The U.S. Treasury Department is investigating Moore’s trip to communist Cuba in March to film part of his documentary, “SiCKO,” which takes a swipe at the U.S. health-care system and is due to be released in U.S. theaters on June 29.
U.S. citizens are generally barred from going to Cuba, unless approved by the government under a broad trade embargo imposed since 1962. But Moore says he has not broken any laws because he traveled to Cuba for a “journalistic endeavor.”
“We brought back 15 minutes of the movie and we’re concerned about any possible confiscation efforts,” Moore told a news conference in New York.
“We took measures a few weeks ago to place a master copy of this film in Canada so if they did take our negative we would have a duplicate negative of this film in Canada.”
Moore — whose 2004 anti-Bush film “Fahrenheit 9/11” ranks as the most successful U.S. documentary — and lawyer David Boies accused President George W. Bush’s administration of discriminating against the controversial filmmaker.

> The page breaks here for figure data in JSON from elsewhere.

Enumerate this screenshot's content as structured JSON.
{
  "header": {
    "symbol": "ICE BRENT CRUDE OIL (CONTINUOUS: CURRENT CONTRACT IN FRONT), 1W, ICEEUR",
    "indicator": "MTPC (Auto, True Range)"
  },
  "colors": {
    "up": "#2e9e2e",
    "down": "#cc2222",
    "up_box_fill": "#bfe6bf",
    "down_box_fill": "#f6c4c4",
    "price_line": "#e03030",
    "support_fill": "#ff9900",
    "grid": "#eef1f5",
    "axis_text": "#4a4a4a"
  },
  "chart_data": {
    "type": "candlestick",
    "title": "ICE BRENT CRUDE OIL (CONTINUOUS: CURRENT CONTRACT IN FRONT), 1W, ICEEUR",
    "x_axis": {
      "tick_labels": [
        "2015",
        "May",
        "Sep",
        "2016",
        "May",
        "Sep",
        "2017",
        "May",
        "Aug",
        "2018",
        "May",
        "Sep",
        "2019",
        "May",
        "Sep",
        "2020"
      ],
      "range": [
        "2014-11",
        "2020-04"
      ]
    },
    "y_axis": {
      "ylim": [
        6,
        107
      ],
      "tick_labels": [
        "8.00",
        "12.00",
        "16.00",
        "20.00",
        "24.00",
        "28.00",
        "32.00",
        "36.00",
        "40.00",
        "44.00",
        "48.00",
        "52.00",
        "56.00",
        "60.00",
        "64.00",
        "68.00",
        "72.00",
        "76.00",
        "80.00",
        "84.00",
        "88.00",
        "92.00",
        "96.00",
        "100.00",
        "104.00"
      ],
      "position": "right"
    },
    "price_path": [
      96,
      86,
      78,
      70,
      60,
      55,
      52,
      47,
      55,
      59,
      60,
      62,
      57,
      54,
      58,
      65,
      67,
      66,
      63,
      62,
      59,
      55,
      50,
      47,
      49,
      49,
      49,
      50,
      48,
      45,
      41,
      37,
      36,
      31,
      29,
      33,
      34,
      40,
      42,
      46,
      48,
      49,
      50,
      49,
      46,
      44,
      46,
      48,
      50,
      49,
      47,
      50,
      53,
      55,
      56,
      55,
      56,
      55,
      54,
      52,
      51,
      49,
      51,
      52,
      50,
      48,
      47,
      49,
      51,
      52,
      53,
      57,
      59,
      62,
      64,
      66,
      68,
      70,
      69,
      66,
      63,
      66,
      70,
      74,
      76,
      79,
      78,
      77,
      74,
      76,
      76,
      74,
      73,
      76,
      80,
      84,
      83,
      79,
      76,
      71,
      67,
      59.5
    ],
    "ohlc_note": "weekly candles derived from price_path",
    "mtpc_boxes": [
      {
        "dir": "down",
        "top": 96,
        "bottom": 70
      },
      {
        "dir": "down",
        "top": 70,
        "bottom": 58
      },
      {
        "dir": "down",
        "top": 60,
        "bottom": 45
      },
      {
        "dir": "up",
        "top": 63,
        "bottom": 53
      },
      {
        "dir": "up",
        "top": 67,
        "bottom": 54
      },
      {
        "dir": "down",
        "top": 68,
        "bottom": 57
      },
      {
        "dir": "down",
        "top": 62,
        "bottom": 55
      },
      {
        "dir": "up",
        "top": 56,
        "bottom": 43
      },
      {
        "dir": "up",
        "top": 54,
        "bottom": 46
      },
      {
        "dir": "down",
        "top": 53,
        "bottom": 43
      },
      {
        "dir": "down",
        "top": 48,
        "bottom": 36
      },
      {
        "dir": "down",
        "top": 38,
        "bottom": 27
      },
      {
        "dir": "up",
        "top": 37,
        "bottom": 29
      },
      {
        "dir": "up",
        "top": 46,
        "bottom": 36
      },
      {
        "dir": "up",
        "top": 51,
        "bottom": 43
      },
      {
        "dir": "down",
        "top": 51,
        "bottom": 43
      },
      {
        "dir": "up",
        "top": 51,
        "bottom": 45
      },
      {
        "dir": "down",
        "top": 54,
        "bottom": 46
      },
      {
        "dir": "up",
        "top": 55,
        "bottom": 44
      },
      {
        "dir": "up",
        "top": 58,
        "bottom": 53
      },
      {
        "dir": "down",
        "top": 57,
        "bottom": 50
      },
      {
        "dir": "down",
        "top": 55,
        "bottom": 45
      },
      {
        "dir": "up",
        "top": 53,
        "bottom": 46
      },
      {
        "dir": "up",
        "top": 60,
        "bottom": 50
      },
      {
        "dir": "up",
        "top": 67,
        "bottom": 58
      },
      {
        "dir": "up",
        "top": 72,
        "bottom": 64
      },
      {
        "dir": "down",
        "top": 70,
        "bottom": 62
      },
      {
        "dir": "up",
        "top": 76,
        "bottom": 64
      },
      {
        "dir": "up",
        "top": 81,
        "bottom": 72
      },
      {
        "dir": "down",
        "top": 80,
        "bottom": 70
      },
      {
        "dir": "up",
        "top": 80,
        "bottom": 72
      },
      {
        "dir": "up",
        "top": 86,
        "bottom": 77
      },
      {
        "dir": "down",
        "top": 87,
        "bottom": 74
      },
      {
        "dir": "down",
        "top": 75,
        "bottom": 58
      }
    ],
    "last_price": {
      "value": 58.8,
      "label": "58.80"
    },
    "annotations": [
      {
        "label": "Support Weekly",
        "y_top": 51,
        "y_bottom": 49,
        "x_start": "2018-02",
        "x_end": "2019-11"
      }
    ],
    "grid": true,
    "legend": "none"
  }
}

Molly Millerwise, spokeswoman for the Treasury Department, declined to comment, saying in an e-mail that the department does not confirm or deny the existence of investigations.
Moore traveled to Cuba with three volunteers who worked in the ruins of New York’s World Trade Center after the September 11, 2001, attacks. He said the volunteers were now suffering health problems after working at Ground Zero and struggling to get appropriate treatment under the U.S. health-care system.
Moore said that he took them by boat to the U.S. military prison at Guantanamo Bay, where Washington is holding foreign terrorism suspects, to see if they could get the same free health coverage as the detainees.
After they were refused, he said they decided to see what kind of health care they could get in Cuba.